Hypoxia Inducible Factor-2α Stabilization and Maxi-K + Channel β 1 -Subunit Gene Repression by Hypoxia in Cardiac Myocytes

The Ca(2+)- and voltage-dependent K+ (maxi-K) channel beta(1)-subunit mRNA is particularly abundant in cardiomyocytes but its functional role is unknown. This is intriguing because functional maxi-K channels are not found in cardiomyocyte plasmalemma, although they have been suggested to be in the inner mitochondrial membrane and participate in cardioprotection. We report here that beta(1) protein may interact with mitochondrial proteins and that the beta(1)-subunit gene (KCNMB1) is repressed by sustained hypoxia in dispersed cardiomyocytes as well as in heart intact tissue.
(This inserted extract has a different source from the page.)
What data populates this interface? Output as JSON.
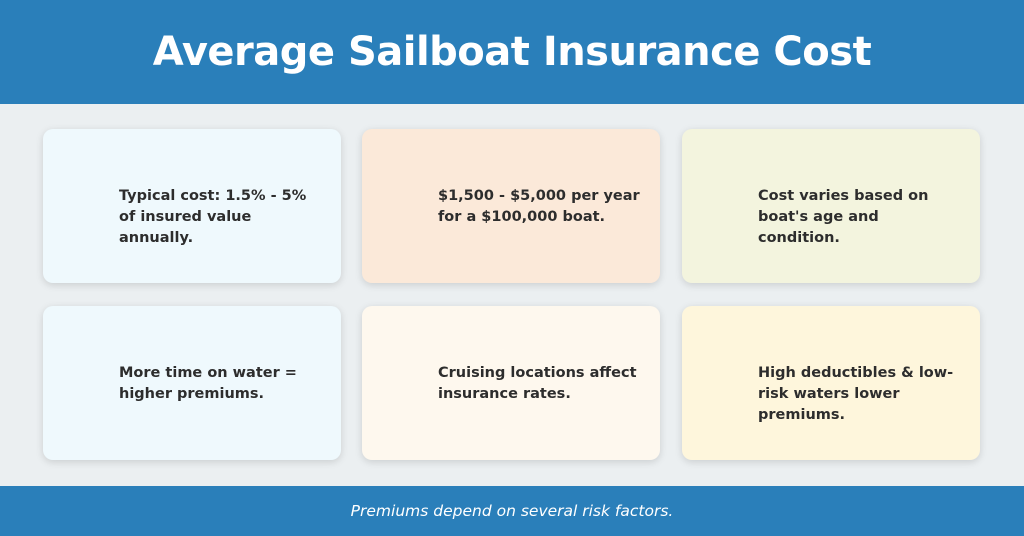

The effect of hypoxia is time- and dose-dependent, is mimicked by addition of reactive oxygen species, and selectively requires hypoxia inducible factor-2alpha (Hif-2alpha) stabilization. We have observed that adaptation to hypoxia exerts a protective role on cardiomyocytes subjected to ischemia and that, unexpectedly, this form of preconditioning absolutely depends on Hif-2alpha. Interference of the beta(1)-subunit mRNA increases cardiomyocyte resistance to ischemia. Therefore, Hif-2alpha-mediated beta(1)-subunit gene repression is a previously unknown mechanism that could participate in the gene expression program triggered by sustained hypoxia to prevent deleterious mitochondrial depolarization and ATP deficiency in cardiac cells. Our work provides new perspectives for research on cardiac preconditioning.